141 as Kapp (2006) articulates, although English is seen as the tool for educational mobility by lower socioeconomic communities, the language itself is often not developed enough to serve as a language for educational liberation, alongside poor linguistic stimulation, denying an easy assimilation into the ‘Discourse’ of school.

This brings to light the second important finding of the linguistic biography. Students from Class C reported higher levels of multilingualism than students from Class B and A, who showed evidence of bilingualism. In the case of the multilingual students, one has to question the quality of their mother tongue instruction in early grades of schooling. Given that high amounts of code switching were reported together with an early switch to English as the language of learning and teaching at a Grade 4 level, it can only be assumed that students had not been given sufficient time to start developing cognitive academic language proficiency in their mother tongue before making the switch to English. According to Cummins (1979), a second or third language can only develop alongside the first language and if the first language development is stunted, there are limited “pegs” with which to develop ones second language (Cummins, 1984).
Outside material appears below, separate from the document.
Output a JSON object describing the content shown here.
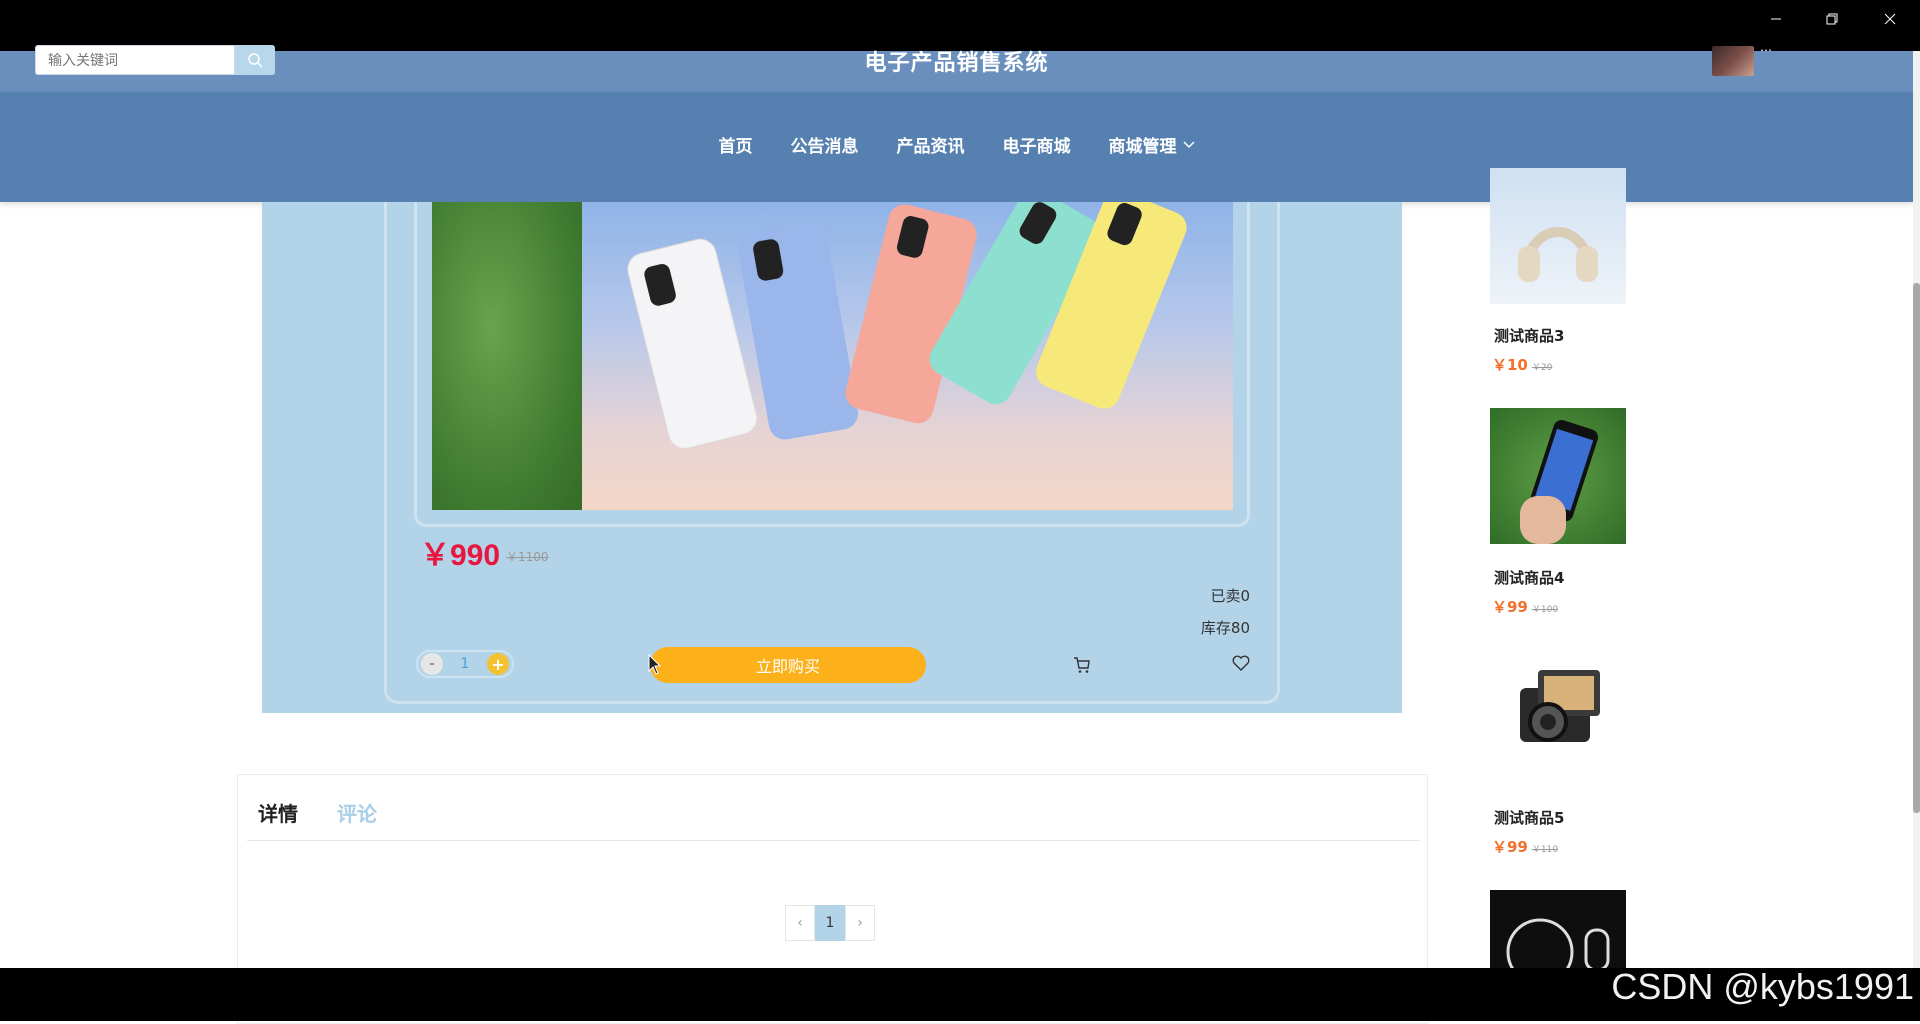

One has to question then whether students from Class C have merely developed a basic interpersonal communicative competence in multiple languages only. This would explain levels of frustration with regards to reading comprehension. This is contrary to students from Class B and A who have been immersed in the home language from Grade One and continue with their education in their home language. The above scenario could have a direct impact on the full efficacy of an intervention like RtL. Although there is evidence to show that RtL can act as the gateway to accessing the formal education ‘discourse’, one has doubts as to whether RtL, in a short time frame, can aid impoverished students in their proficiency of English. But this does not mean access to the ‘discourse’ is not possible.

Following on from the above scenario, it would appear that a vicious cycle is at play for students from Class C. Socioeconomic circumstances have clearly impacted negatively on students’ linguistic stimulation, which has negatively affected their ability to easily assimilate into the ‘Discourse’ of education. This results in student frustration with regards to reading (which is exacerbated by poor language proficiency). Students, in their struggles to read for meaning, stop reading, which is a necessary activity for building language proficiency.

142 Again, the above description and analysis is based on the students under investigation and any inference drawn cannot be articulated in a strong causal sense. However, a level of contextual causality cannot be ignored either.